The Tonsfeldt farm has always had animals. Dale Tonsfeldt is a farmer, having taken over the farm from his father, and the farm has always had sheep.

"The sheep he'll never want to get rid of," Deb Tonsfeldt said.

When the couple's children were at home the farm was also home to goats, horses and others.

"We had every animal under the sun," Tonsfeldt said. For this year's service the Tonsfeldts will be bringing in a donkey and perhaps more.

While the service was first put together for members of the Svea Lutheran Church, it has been open to the public for quite some time.

"Anybody can come," Tonsfeldt said, adding families from around the area have come for the Christmas in the Barn.

Tonsfeldt has been asked by people to have the service moved to another day, because Christmas can be such a busy day for families. However the Christmas in the Barn continues to be held on Christmas, because Christian tradition teaches that is when Mary gave birth.

Tonsfeldt can only remember the service being canceled once in the past 20 years and she believes it was because the pastor was ill.

"We go cold, snow.
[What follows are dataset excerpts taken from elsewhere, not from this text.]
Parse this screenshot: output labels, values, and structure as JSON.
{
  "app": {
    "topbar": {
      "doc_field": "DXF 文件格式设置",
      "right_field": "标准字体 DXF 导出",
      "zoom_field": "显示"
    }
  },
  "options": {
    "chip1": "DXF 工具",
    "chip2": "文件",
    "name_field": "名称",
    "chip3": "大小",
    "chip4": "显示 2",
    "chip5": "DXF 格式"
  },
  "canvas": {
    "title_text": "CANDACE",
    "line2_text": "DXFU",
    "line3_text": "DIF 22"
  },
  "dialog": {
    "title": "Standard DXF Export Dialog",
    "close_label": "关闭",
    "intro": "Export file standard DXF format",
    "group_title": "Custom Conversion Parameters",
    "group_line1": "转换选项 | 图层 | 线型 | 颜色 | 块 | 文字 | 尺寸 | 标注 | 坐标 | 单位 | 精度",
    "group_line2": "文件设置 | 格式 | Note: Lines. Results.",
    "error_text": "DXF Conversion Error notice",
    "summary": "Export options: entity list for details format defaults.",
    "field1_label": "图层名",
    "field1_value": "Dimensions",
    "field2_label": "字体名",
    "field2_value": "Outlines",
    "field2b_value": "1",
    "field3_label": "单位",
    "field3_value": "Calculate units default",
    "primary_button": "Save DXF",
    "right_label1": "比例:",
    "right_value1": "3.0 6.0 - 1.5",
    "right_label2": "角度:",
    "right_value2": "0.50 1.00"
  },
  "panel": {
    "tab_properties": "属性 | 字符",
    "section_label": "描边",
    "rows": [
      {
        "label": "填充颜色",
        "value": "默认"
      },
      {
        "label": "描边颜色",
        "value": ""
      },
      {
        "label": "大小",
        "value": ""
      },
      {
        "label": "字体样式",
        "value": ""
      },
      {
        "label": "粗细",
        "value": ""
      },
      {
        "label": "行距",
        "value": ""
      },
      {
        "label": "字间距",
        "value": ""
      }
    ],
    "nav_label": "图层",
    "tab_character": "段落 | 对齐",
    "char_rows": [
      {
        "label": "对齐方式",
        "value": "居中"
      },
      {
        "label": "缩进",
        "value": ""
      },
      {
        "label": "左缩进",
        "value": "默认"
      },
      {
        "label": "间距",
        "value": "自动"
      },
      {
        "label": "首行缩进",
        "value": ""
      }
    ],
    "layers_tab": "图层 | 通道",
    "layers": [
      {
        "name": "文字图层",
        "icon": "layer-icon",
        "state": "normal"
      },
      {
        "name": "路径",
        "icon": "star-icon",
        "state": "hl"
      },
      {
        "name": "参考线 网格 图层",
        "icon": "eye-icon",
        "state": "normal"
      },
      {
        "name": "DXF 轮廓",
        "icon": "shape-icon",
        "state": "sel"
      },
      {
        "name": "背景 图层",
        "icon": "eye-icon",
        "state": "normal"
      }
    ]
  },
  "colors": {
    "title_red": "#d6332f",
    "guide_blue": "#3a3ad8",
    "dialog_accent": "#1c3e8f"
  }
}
You can't stop a baby from being born," Tonsfeldt said.

And that is why the Tonsfeldts and the Svea Lutheran Church continue to hold this unique and memorable Christmas service.

"It's not about gifts. Christmas isn't about the hustle and bustle. It is about this beautiful baby," Tonsfeldt said.

Christmas in the Barn will be held at 9:30 a.m. Sunday, Dec. 25, at the barn of Deb and Dale Tonsfeldt at 13200 15th Street Southeast, just outside Svea.